URI:
       # taz.de -- „Querdenken“-Demos mit Nazi-Symbolik: Das Angesicht der Dummheit
       
       > Es ist leicht, Donald Trump auszulachen. Doch auch bei uns lässt der
       > Schrecken der Vergangenheit nach und die Vernunft verliert an Boden.
       
   IMG Bild: Verdenken sich leider manchmal: Bodo Schiffmann und andere Querdenker bei einer Demo in Schwerin
       
       Ok, wir haben keinen Donald Trump, [1][Angela Merkel scheint eine recht
       vernünftige Frau, im Vergleich]. Wir sind nicht wie Amerikaner, wir sind
       vernünftige Menschen, im Vergleich. Und dieses ganze Vergleichen macht,
       dass wir uns besser fühlen. Unsere Welt ist vernünftiger und deshalb
       sicherer. Unsere Welt ist eine Welt, in der wir Donald Trump auslachen,
       fast schon einhellig, gemeinsam, von ein paar Verirrten mal abgesehen.
       
       Denn das Verstörendste an Donald Trump ist gar nicht seine Politik, die man
       fast schon gewöhnt ist, von den USA, [2][das Verstörendste ist sein
       irrationales Verhalten.] Seine kindlich schlichten, sich widersprechenden
       Sätze, die Dummheit ist das Verstörende, die triumphierende Infantilität.
       Und vor so etwas, glauben wir, sind wir gefeit.
       
       Aber auch die Deutschen haben einst einem größenwahnsinnigen Narzissten zur
       Macht verholfen. Und derzeit [3][wird dem Irrationalen auch wieder gut Raum
       gegeben und der Vernunft der Boden entrissen]. Nehmen wir an: Eine Pandemie
       bedroht die Menschheit, es werden Maßnahmen ergriffen. Kulturelle Orte
       werden geschlossen, Menschen dürfen sich nur noch in Gruppen weniger als
       zehn treffen. Und dann wird ein Treffen von 16.000 Gegnern dieser Maßnahme
       gestattet. Ist das logisch?

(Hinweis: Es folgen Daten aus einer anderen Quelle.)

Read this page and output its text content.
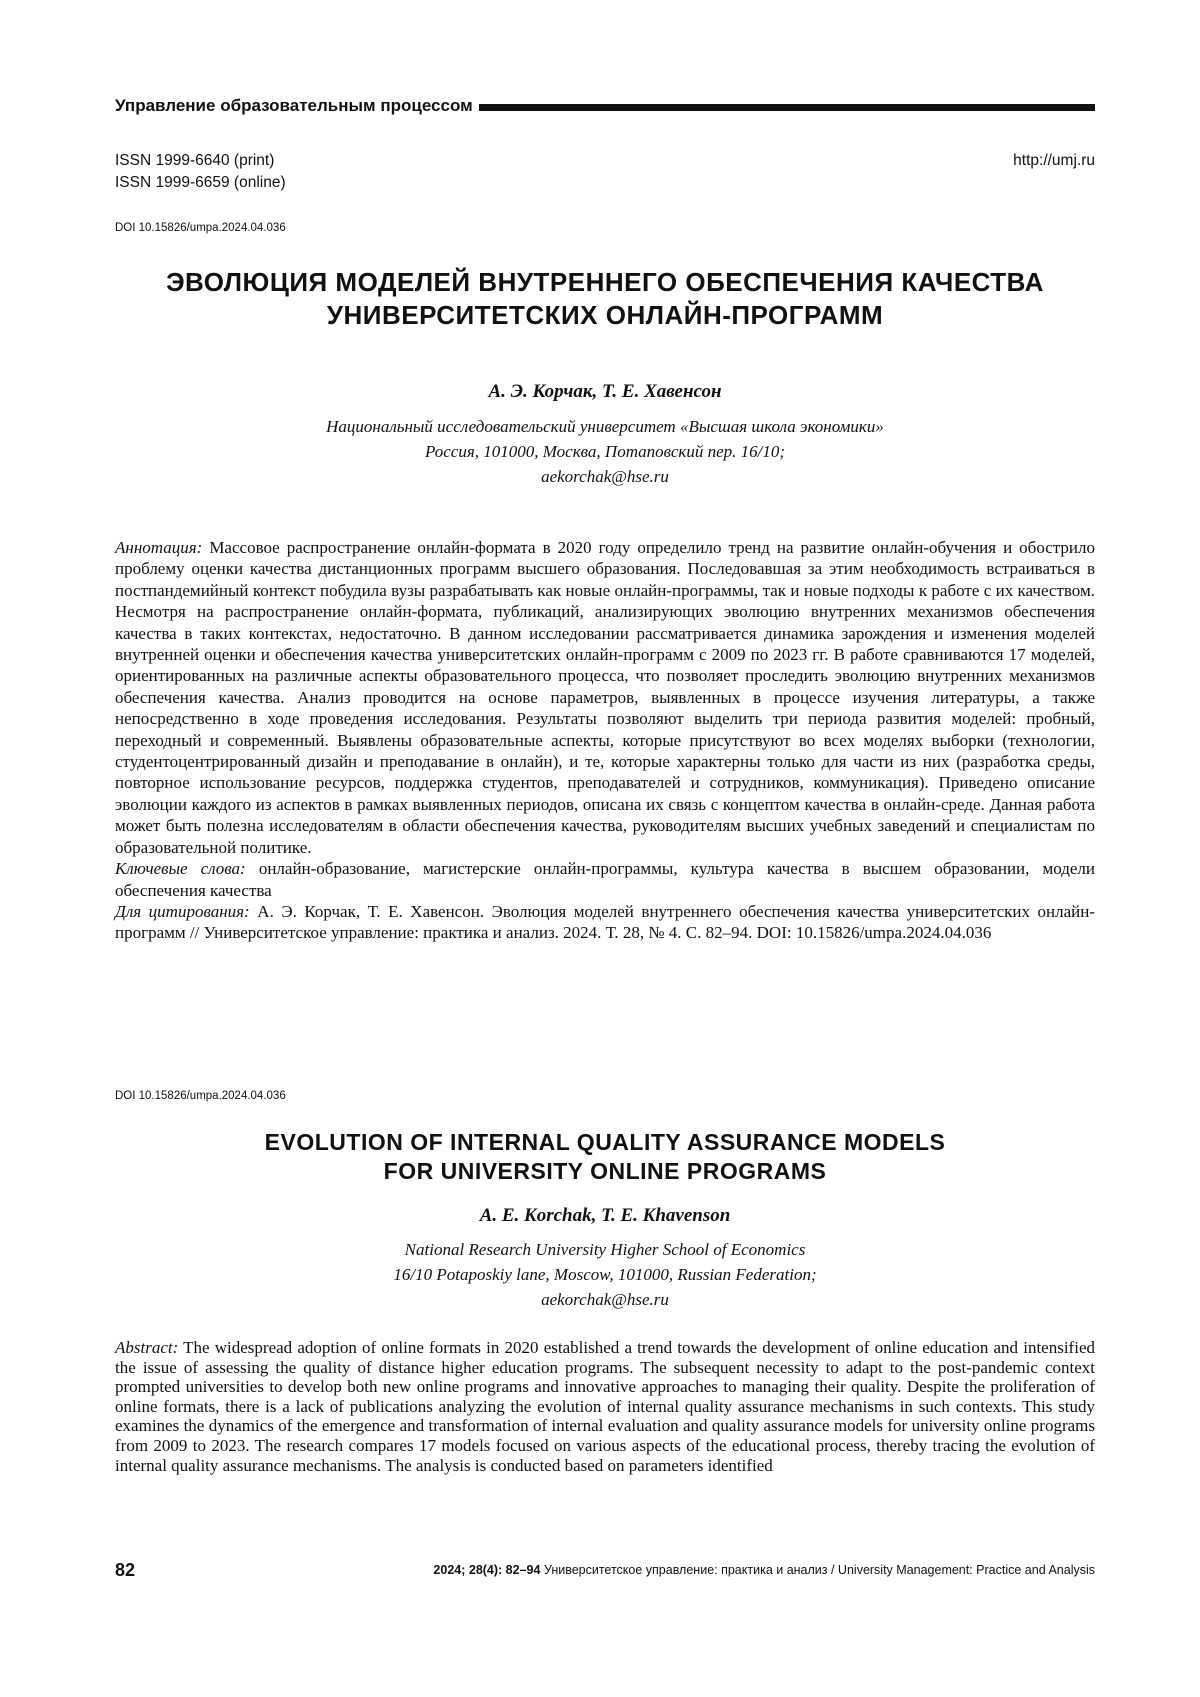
Управление образовательным процессом
ISSN 1999-6640 (print)
ISSN 1999-6659 (online)
http://umj.ru
DOI 10.15826/umpa.2024.04.036
ЭВОЛЮЦИЯ МОДЕЛЕЙ ВНУТРЕННЕГО ОБЕСПЕЧЕНИЯ КАЧЕСТВА
УНИВЕРСИТЕТСКИХ ОНЛАЙН-ПРОГРАММ
А. Э. Корчак, Т. Е. Хавенсон
Национальный исследовательский университет «Высшая школа экономики»
Россия, 101000, Москва, Потаповский пер. 16/10;
aekorchak@hse.ru

Аннотация: Массовое распространение онлайн-формата в 2020 году определило тренд на развитие онлайн-обучения и обострило проблему оценки качества дистанционных программ высшего образования. Последовавшая за этим необходимость встраиваться в постпандемийный контекст побудила вузы разрабатывать как новые онлайн-программы, так и новые подходы к работе с их качеством. Несмотря на распространение онлайн-формата, публикаций, анализирующих эволюцию внутренних механизмов обеспечения качества в таких контекстах, недостаточно. В данном исследовании рассматривается динамика зарождения и изменения моделей внутренней оценки и обеспечения качества университетских онлайн-программ с 2009 по 2023 гг. В работе сравниваются 17 моделей, ориентированных на различные аспекты образовательного процесса, что позволяет проследить эволюцию внутренних механизмов обеспечения качества. Анализ проводится на основе параметров, выявленных в процессе изучения литературы, а также непосредственно в ходе проведения исследования. Результаты позволяют выделить три периода развития моделей: пробный, переходный и современный. Выявлены образовательные аспекты, которые присутствуют во всех моделях выборки (технологии, студентоцентрированный дизайн и преподавание в онлайн), и те, которые характерны только для части из них (разработка среды, повторное использование ресурсов, поддержка студентов, преподавателей и сотрудников, коммуникация). Приведено описание эволюции каждого из аспектов в рамках выявленных периодов, описана их связь с концептом качества в онлайн-среде. Данная работа может быть полезна исследователям в области обеспечения качества, руководителям высших учебных заведений и специалистам по образовательной политике.

Ключевые слова: онлайн-образование, магистерские онлайн-программы, культура качества в высшем образовании, модели обеспечения качества

Для цитирования: А. Э. Корчак, Т. Е. Хавенсон. Эволюция моделей внутреннего обеспечения качества университетских онлайн-программ // Университетское управление: практика и анализ. 2024. Т. 28, № 4. С. 82–94. DOI: 10.15826/umpa.2024.04.036

DOI 10.15826/umpa.2024.04.036
EVOLUTION OF INTERNAL QUALITY ASSURANCE MODELS
FOR UNIVERSITY ONLINE PROGRAMS
A. E. Korchak, T. E. Khavenson
National Research University Higher School of Economics
16/10 Potaposkiy lane, Moscow, 101000, Russian Federation;
aekorchak@hse.ru

Abstract: The widespread adoption of online formats in 2020 established a trend towards the development of online education and intensified the issue of assessing the quality of distance higher education programs. The subsequent necessity to adapt to the post-pandemic context prompted universities to develop both new online programs and innovative approaches to managing their quality. Despite the proliferation of online formats, there is a lack of publications analyzing the evolution of internal quality assurance mechanisms in such contexts. This study examines the dynamics of the emergence and transformation of internal evaluation and quality assurance models for university online programs from 2009 to 2023. The research compares 17 models focused on various aspects of the educational process, thereby tracing the evolution of internal quality assurance mechanisms. The analysis is conducted based on parameters identified

82	2024; 28(4): 82–94 Университетское управление: практика и анализ / University Management: Practice and Analysis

Ist das vernünftig? Kann man das verstehen?
       
       In Braunschweig wollten sich am 9. November um 18.18 Uhr unter dem Motto
       „Geschichte wiederholen“ [4][Freunde von Querdenken 53 zum Demonstrieren
       treffen.] Na, denk doch mal einer quer! Gegen die geraden Gedanken. Kann
       doch leicht passieren, dass man sich bei dieser schwierigen Querdenkerei
       ein bisschen verdenkt. Sage ich mal, weil ich keinem was Böses unterstellen
       will.
       
       Aber Ver.di hat dann den Querdenkern doch was Böses unterstellt. Und zack –
       wird die Veranstaltung abgesagt. Und warum, wegen eines Irrtums, eines
       Missverständnisses? An was dachte Querdenken wohl bei ihrem
       Veranstaltungsmotto? An den Tag der Grenzöffnung, 1989? Aber wie soll die
       Wiederholung dieser Geschichte aussehen, welche Grenzen soll man jetzt
       öffnen? Oder geht es eher darum, eine Regierung zu stürzen?
       
       Ich selbst bin auch oft mit der Regierung nicht einverstanden, aber ich
       erkenne an, dass sie gewählt wurde. Nicht durch mich, aber durch die
       Mehrheit der Deutschen. Querdenken 53 sind Demokraten, sagen sie über sich,
       auf ihrer Website, dieses Demokratensein bedeutet ihnen was. Und Demokraten
       erkennen eine demokratisch gewählte Regierung an.
       
       Was sollte also das Motto dieser Veranstaltung bedeuten? Welche Geschichte
       soll hier wiederholt werden? Darauf gibt es im Statement zur Absage der
       Veranstaltung auf der Website keinen Hinweis, nur die kryptische Aussage,
       dass Datum und Uhrzeit „unglücklich gewählt“ seien, was allerdings nur aus
       „Gründen der Einprägsamkeit“ geschehen sei. Dass die Zahl ‚18‘ ein
       Zahlencode ist, für den Buchstaben ‚A‘ und ‚H‘, wie Adolf Hitler, das
       müssen die Leute einfach nicht gewusst haben.
       
       Sie wissen sonst eine ganze Menge, mehr als wir anderen Menschen, die noch
       nicht „aufgewacht“ sind und uns weiterhin von der Regierung und den Medien
       verblöden lassen, aber dass die Zahl ‚18‘ in der rechtsextremen Szene eine
       gewisse Bedeutung hat, das konnten sie sich einfach nicht denken, das haben
       sie auch noch nie irgendwo gehört. Es ist ihnen auch nicht in den
       Querdenker-Sinn gekommen, dass manch eine/r das Motto „Geschichte
       wiederholen“ am Jahrestag der Reichspogromnacht in den falschen Hals
       bekommen könnte.
       
       Und dann lese ich wieder ein paar Leserkommentare, und dann weiß ich, wir
       Deutschen sind kaum weniger verstrahlt als die Amerikaner, nicht klüger,
       nicht moralischer, nicht rationaler in unseren Urteilen. Wir sind
       vielleicht (noch) ein wenig mehr verschreckt, von den noch gar nicht so
       lange zurückliegenden zwei Weltkriegen und anderen grausamen Verbrechen,
       die unsere Vorfahren verursacht haben, aber langsam erhebt es sich wieder,
       das Angesicht der Dummheit, der Wissenschaftsfeindlichkeit, der Verblendung
       und des narzisstischen Glaubens an die eigene, unfehlbare Überlegenheit.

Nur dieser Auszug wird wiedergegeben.